Taste, Nutrition & Health | Corporate

— Taste without compromise for alternative protein sources
— Focus on taste preferences for meat-free diets

Symrise is adopting an innovative approach, creating winning taste profiles for vegetarian and vegan food products. In the “Symrise Protein Center of Excellence” at its headquarters in Holzminden, researchers, flavorists, food technologists and chefs are developing authentic taste solutions for products based on alternative proteins. All components such as taste, texture and visual appeal meet consumers’ wishes for foods that contain less meat or are meat-free. With this, Symrise is addressing the global trend towards meat-free alternatives, offering taste profiles while keeping the indulgence factor

What will consumers want to eat in the future? Increasingly, meat-free products with a good taste. This corresponds precisely to the expertise of Symrise. Consumers eat meat-free foods for a variety of reasons, including concern for animal welfare, a desire for healthier food and adding variety to their diets. A current US study shows that few consumers accept compromises when it comes to taste. According to market research company Mintel, 68 percent of those questioned said that taste was the most important factor in dishes based on alternative proteins.

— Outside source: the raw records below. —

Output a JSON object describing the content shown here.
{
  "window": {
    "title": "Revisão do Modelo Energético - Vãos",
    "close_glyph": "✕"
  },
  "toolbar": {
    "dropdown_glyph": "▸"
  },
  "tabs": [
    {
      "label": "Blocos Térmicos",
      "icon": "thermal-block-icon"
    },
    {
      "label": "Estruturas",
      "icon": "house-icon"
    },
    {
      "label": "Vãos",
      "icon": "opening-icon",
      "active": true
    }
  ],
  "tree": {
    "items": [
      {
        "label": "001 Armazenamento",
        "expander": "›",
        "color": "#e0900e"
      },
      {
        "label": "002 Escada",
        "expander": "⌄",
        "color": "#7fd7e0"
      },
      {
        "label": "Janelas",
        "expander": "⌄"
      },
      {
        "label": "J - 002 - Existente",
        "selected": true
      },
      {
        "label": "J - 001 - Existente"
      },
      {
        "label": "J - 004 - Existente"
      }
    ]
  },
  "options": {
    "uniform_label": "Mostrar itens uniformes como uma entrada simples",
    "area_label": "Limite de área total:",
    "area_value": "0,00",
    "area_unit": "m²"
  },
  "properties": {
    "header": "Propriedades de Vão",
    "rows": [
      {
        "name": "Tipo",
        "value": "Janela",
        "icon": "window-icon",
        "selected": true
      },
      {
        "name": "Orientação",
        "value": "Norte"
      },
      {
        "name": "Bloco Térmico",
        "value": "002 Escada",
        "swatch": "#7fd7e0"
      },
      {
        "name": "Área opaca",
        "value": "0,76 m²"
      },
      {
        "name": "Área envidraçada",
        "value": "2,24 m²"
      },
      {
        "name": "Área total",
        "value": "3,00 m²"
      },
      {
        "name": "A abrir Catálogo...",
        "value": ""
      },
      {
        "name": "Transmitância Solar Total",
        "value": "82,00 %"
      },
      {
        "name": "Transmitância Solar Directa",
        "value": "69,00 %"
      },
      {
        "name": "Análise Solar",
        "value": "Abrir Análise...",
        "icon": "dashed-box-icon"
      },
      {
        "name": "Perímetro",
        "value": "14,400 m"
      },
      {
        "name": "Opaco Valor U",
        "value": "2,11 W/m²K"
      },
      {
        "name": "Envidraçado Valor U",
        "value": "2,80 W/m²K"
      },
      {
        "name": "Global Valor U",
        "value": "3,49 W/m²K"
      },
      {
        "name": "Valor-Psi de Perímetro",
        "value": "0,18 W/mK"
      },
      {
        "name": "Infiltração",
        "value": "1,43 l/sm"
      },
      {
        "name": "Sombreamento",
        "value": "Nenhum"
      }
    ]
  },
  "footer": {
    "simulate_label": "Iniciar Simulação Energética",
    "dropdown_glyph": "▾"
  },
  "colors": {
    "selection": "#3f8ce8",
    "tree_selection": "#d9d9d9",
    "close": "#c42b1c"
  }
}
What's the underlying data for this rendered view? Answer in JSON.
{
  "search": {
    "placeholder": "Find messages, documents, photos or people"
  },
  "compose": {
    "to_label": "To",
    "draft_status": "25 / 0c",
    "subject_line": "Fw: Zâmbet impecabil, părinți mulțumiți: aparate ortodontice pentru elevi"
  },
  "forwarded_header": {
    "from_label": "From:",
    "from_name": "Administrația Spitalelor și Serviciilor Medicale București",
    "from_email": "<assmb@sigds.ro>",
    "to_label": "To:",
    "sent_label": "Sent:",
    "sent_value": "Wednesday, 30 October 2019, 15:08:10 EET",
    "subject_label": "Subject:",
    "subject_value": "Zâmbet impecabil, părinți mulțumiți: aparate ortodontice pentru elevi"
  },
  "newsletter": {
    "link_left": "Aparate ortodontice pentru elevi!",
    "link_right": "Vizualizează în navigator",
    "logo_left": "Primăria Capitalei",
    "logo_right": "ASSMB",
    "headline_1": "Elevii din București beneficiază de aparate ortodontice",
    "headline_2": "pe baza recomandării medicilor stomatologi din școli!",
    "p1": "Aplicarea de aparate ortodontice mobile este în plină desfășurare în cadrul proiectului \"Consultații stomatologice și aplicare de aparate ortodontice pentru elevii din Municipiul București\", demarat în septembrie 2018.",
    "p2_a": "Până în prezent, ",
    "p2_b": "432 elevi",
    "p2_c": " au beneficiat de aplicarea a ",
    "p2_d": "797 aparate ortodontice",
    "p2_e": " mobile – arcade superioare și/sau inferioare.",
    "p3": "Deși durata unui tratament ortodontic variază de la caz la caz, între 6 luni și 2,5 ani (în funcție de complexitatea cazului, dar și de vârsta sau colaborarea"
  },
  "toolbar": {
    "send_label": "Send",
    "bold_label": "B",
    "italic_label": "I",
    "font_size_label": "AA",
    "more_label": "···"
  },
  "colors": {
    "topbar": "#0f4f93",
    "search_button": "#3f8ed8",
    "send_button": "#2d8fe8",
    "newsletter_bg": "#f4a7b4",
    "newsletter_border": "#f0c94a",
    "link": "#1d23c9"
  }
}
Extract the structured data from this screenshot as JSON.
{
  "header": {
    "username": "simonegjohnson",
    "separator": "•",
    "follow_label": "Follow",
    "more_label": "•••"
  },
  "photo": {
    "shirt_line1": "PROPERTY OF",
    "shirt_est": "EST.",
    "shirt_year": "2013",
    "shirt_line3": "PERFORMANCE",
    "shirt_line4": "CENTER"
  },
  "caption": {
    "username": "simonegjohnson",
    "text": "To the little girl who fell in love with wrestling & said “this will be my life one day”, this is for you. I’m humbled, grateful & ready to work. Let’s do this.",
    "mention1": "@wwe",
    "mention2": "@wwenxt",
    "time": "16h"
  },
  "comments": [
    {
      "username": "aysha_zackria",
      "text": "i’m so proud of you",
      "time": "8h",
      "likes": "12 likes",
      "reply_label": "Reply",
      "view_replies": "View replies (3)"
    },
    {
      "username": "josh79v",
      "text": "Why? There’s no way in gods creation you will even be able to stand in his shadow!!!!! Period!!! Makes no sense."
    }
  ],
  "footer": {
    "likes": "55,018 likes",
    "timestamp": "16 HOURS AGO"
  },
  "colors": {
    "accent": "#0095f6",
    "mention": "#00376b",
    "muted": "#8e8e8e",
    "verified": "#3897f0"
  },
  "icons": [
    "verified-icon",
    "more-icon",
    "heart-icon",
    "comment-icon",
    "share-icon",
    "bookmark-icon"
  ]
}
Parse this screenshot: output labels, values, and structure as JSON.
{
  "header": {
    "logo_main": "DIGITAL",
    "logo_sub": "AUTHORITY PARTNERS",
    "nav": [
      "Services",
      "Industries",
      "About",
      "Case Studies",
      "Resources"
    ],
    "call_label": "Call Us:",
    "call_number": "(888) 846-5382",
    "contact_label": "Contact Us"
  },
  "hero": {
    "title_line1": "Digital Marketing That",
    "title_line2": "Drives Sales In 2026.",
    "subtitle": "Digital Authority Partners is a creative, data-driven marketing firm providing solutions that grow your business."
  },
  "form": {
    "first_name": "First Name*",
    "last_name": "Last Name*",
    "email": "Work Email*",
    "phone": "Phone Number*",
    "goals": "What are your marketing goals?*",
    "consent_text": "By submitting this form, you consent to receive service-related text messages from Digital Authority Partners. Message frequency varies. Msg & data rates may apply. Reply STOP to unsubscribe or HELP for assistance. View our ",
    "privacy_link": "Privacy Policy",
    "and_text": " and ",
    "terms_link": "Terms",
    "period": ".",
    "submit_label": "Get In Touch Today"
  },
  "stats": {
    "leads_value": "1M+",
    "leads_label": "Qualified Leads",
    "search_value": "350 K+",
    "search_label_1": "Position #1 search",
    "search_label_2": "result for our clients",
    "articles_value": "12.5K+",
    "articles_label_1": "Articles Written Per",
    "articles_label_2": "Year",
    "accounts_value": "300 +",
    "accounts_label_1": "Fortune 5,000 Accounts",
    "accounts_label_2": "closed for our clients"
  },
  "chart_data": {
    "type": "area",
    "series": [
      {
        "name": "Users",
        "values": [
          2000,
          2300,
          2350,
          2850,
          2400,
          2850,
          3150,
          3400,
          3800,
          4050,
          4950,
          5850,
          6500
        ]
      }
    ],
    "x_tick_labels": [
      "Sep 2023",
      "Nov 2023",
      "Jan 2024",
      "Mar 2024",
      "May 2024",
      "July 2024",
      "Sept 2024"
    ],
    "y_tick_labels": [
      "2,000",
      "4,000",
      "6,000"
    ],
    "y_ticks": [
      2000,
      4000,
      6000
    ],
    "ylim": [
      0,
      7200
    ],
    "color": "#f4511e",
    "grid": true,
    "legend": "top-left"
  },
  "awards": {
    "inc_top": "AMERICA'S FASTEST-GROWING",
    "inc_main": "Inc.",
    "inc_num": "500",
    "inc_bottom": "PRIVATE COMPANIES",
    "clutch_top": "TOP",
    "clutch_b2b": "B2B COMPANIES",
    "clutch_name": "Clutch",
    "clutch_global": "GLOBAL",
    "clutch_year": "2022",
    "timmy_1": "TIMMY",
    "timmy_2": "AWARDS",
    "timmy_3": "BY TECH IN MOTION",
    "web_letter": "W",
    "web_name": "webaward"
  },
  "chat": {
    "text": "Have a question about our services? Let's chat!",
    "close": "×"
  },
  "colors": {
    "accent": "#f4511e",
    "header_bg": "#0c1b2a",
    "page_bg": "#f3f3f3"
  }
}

If consumers are to choose alternative protein-based products these have to overcome sensory and taste challenges. “With this in mind, we have been actively engaged with consumer motives and have derived preferences regarding meat-free products from them,” explains Eva Scholten, Marketing Manager Culinary EAME at Symrise. Vegan and vegetarian products need to do a lot: first and foremost, provide a juicy texture, a pleasant mouthfeel, spice, bite and even grill notes. Depending on the motive, requirements for natural and fresh ingredients in a product can also affect purchase and consumption. That is why there is a need to create new products in a variety of categories – a brand new generation that can do more than provide an alternative to previously-preferred meat variants. Consumers want a first-choice product with taste without compromise.

Symrise has managed to provide products made of pea, soy or rice proteins with a taste profile that includes all the preferred aspects. The onion is one of the most important suppliers of taste and a core competency at Symrise. Along with herbs, spices and a variety of notes that provide meaty attributes, Symrise relies on a wide assortment of vegan taste solutions that fulfill consumer desires for more naturalness. The company uses advanced technologies to develop savory base notes meeting all preferred aspects for alternative protein based products, in a cost-efficient and integrated answer to the global challenge.

From consumer preferences, creativity and intensive research to culinary innovations

In Symrise’s “Protein Center of Excellence” in Holzminden, flavorists and application technologists develop taste solutions for selected market-relevant end products. One of its focuses lies on taste solutions for savory meat-free product categories. Whether in burger patties of quinoa and pea proteins, hot dogs or falafel, Symrise tests every taste solution for its effects on the culinary end product and refines them according to consumer preferences. In addition to tangible results for its customers in the form of vegan finished products, the taste experts also incorporate individual customer formulas into their development of applicable product and taste solutions. Using special technological equipment, Symrise can develop individual solutions and perfectly configure the texture, appearance, juiciness, mouthfeel and taste for a variety of alternative protein-based products. Heinrich Schaper, President Flavor at Symrise summarizes the approach: “With our integrated taste solutions, we are contributing to the introduction of more sustainable ingredients in people’s diet. In this way, we’re meeting the global challenge of population growth and dwindling resources, while at the same time fulfilling changing dietary preferences.”